Milton Hatoum conversou com o escritor Hisham Matar e o mediador Paulo Roberto Pires na Mesa 17 [não mais sabemos do barco, mas há sempre um náufrago] da Festa Internacional de Paraty (Flip) de 2026 neste sábado, 25.
O autor falou a respeito de sua trilogia O Lugar Mais Sombrio, e também sobre a literatura e a sociedade brasileira de hoje e da época da ditadura militar. O evento contou com transmissão ao vivo no YouTube.
'Intelectual não deve ficar calado', pede Milton Hatoum na Flip 2026
Em determinado momento, Pires comentou sobre a "função do escritor como um intelectual que se posiciona no debate público" em um contexto como o da atualidade.
Hatoum respondeu: "O intelectual, o artista, uma pessoa que tem consciência histórica e uma mínima relação sensível com os outros que estão sofrendo, essas pessoas têm que dizer a verdade ao poder."
"Seja no Oriente Médio, na Palestina ou no Brasil de quatro anos atrás e no Brasil de hoje, de uma possível catástrofe que se anuncia. Mas não acredito nisso. Sou muito otimista em relação a essas eleições", prosseguiu.
"Mas acho que são momentos em que o intelectual não deve ficar calado, não deve silenciar. Porque o silêncio é cúmplice da barbárie", encerrou Milton Hatoum.
Por que Milton Hatoum só escreve sobre o passado
O autor falou sobre a importância da distância temporal em relação ao contexto das histórias que conta como uma necessidade para "tirar alguma coisa desse passado, cuja memória acaba se transformando na imaginação".
"Eu não conseguiria escrever sobre um passado recente. As pessoas me perguntam: 'Por que você não escreve sobre o que aconteceu no Brasil no último governo?' Primeiro porque nenhum personagem ali é complexo, são todos horrorosos [Risos]. Não há complexidade possível."
Milton Hatoum e a diferença entre 'pessoa e personagem'
O escritor amazonense começou sua participação falando sobre a trilogia O Lugar Mais Sombrio, formada pelos livros A Noite de Espera (2017), Pontos de Fuga (2019) e Dança de Enganos (2025). Contou que começou a pensar na história quando era bolsista do governo espanhol, na década de 1980.
Relembrou a fala de um antigo amigo, que já morreu, um exilado argentino. "Ele falou uma coisa interessante. As personagens não são personagens, são pessoas. Na época eu não entendi direito. Depois entendi o que ele quis dizer", disse Hatoum.
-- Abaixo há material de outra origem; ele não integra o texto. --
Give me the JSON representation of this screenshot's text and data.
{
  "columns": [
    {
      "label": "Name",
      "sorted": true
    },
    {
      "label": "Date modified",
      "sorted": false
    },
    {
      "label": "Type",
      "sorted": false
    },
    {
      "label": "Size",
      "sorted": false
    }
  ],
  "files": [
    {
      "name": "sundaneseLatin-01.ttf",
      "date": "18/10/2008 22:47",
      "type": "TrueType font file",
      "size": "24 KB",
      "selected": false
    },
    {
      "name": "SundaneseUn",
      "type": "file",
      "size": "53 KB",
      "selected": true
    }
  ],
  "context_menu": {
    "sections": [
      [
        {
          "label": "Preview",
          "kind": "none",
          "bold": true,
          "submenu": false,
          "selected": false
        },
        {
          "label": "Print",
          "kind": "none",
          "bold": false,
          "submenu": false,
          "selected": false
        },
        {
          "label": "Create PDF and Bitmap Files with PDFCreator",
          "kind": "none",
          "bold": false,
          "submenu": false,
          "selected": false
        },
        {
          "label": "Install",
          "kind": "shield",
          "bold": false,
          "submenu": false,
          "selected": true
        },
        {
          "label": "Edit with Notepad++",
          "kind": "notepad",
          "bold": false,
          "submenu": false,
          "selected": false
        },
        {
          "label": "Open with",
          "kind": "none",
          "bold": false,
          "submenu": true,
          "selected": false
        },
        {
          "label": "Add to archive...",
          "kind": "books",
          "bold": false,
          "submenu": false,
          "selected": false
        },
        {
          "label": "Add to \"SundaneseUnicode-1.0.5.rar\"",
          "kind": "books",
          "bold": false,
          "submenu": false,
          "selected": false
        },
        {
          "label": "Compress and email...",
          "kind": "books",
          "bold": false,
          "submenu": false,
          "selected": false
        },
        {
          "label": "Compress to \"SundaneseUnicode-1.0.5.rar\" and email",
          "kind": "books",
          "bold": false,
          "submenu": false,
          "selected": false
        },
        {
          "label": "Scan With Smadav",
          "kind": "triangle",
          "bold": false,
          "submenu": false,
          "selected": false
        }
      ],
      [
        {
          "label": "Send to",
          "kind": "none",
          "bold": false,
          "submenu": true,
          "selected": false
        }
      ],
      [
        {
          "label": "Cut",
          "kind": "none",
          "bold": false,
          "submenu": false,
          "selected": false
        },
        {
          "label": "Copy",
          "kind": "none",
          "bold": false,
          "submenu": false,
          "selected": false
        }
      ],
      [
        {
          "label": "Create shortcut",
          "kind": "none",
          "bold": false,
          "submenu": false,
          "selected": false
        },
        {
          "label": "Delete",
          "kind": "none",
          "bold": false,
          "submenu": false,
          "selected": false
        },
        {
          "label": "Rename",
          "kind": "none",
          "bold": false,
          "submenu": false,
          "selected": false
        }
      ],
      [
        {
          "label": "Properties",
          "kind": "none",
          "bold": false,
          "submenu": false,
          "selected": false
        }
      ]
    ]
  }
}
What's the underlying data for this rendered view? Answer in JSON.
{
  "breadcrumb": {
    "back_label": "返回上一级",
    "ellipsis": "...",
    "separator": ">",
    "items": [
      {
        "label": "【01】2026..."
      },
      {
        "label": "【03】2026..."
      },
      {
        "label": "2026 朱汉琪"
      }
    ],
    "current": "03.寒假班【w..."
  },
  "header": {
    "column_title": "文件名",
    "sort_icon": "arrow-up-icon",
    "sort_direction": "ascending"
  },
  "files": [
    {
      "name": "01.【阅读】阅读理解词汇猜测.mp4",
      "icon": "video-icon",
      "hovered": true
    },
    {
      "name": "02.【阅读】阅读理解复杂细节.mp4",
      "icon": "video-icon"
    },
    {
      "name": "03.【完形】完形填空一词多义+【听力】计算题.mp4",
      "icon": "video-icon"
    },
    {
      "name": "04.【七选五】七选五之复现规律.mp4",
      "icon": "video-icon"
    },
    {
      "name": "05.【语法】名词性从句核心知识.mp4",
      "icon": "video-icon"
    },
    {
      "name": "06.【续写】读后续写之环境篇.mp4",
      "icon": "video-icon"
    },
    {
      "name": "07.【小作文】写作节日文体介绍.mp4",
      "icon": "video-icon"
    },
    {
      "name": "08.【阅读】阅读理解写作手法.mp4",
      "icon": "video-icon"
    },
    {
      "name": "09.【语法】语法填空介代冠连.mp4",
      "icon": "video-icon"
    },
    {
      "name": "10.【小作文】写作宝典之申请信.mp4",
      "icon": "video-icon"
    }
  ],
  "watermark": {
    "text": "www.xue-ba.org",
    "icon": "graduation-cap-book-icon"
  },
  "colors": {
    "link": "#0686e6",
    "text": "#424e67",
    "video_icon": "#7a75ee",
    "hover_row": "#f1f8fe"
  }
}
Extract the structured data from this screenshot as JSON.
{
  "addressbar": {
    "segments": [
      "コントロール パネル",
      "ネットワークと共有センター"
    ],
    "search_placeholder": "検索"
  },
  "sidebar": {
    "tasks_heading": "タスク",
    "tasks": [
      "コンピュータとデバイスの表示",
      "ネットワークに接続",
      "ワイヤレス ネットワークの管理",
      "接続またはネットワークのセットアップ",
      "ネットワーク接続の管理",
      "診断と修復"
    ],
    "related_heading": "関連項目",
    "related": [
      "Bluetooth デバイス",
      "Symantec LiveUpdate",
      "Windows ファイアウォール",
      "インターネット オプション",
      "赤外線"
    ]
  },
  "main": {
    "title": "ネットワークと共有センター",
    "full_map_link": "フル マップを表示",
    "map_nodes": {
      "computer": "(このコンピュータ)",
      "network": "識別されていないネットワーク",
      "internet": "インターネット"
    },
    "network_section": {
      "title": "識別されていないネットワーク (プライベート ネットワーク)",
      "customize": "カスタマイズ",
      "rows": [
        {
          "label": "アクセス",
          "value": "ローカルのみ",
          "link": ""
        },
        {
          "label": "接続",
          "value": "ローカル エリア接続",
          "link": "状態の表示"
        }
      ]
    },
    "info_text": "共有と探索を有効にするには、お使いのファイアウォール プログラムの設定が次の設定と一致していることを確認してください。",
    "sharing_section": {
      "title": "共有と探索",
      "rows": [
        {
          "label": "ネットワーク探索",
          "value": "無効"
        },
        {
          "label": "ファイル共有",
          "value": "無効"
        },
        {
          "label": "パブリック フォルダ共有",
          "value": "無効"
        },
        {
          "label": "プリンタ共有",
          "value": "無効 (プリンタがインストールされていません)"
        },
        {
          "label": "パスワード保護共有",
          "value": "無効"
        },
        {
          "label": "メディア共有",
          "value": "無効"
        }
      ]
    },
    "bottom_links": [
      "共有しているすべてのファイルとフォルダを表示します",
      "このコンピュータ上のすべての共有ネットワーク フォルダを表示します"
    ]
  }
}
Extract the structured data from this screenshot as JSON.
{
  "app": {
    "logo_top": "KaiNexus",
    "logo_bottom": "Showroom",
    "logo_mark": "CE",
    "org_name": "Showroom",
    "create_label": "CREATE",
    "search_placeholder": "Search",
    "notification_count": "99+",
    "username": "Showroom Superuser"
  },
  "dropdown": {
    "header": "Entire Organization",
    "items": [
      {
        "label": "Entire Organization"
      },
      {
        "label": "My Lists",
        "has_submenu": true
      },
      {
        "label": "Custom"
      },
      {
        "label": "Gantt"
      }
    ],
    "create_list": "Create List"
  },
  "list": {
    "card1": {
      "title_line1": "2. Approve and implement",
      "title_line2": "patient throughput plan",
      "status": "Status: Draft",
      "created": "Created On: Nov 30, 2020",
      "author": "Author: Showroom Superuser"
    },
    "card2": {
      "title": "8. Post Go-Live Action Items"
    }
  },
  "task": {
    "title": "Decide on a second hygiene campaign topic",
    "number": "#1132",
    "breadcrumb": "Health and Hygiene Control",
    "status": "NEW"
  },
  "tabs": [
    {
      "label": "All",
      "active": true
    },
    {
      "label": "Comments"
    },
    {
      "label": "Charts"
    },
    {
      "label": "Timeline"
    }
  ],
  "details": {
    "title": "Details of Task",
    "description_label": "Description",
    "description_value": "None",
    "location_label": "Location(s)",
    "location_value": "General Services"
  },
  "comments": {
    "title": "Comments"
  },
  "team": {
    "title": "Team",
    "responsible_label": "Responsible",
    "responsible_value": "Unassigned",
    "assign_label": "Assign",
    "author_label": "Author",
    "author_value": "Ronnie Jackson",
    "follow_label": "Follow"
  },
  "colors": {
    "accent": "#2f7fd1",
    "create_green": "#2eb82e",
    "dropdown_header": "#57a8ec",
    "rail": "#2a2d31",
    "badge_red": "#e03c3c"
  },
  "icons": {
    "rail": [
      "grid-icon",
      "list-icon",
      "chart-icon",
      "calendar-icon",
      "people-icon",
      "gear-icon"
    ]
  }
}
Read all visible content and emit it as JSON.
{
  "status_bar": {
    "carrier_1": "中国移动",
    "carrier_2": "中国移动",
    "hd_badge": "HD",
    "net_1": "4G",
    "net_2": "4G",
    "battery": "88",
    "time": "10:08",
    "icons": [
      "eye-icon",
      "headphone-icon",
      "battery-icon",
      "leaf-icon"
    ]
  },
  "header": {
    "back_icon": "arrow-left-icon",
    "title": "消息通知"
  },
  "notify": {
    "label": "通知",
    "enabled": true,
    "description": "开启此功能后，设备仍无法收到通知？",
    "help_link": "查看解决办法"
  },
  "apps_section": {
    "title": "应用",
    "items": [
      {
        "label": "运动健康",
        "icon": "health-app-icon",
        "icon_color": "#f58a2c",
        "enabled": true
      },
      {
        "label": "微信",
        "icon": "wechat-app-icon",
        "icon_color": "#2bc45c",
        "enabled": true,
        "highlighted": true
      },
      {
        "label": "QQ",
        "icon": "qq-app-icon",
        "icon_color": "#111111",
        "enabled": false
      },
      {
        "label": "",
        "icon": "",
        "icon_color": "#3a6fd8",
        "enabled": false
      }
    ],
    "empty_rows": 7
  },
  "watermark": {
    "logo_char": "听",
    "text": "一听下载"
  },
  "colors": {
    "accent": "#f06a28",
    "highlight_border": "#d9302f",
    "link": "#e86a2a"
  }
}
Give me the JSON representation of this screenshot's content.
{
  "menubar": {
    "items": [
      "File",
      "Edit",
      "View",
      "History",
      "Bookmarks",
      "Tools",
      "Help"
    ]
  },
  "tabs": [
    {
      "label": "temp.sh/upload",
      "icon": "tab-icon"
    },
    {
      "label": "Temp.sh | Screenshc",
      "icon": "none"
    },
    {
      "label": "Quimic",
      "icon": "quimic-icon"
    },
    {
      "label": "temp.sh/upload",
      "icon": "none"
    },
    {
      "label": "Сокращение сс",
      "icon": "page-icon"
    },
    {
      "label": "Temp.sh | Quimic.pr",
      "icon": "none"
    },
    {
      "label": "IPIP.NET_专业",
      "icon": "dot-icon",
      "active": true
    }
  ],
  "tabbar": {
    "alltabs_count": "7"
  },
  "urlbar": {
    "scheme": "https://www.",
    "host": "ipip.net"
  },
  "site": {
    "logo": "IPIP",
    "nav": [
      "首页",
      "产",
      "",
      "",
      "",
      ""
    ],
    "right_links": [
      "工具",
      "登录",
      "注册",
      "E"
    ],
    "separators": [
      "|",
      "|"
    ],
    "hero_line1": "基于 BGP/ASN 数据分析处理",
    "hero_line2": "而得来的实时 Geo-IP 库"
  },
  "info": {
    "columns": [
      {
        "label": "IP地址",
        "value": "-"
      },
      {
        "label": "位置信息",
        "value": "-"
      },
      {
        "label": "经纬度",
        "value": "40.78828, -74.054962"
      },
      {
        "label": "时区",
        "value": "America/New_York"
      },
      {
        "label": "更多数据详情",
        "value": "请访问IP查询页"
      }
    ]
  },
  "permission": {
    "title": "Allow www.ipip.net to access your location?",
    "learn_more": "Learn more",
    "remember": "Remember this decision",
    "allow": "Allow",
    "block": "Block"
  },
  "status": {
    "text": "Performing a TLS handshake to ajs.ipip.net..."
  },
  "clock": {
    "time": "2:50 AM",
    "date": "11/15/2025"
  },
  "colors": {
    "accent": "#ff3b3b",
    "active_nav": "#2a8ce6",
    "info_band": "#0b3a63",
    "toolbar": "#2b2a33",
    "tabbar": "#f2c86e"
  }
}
"A diferença é que a personagem não deve ser inspirada por uma pessoa. É uma construção mais complexa, que pode ser construída a partir de alguém que você conhece, mas com outros elementos imaginários, que possam mudar o comportamento dela. É diferente da pessoa que você conhece. Porque uma só pessoa não dá uma boa personagem, de modo geral. É preciso cruzamentos de muitas coisas", prosseguiu.
'Sou um pouco Martin', diz Milton Hatoum
Sobre o narrador de O Lugar Mais Sombrio, analisou: "O Martin não é um militante. Porque seria muito óbvio ter um narrador militante. Preferi trabalhar com esse narrador um pouco mais hesitante, cujo drama moral apontaria para outra coisa. Não para a política, mas para o sentimento de perda - o que eu acho mais forte. E essa perda é a mãe."
"Até hoje há centenas de desaparecidos no Brasil, a gente não pode esquecer disso. As famílias ainda estão numa espécie de luto, não resolveram essa questão, porque não enterraram seus entes queridos que foram assassinados. Não conseguem concluir o luto, e isso se transforma em uma eterna melancolia", comentou, em outro momento.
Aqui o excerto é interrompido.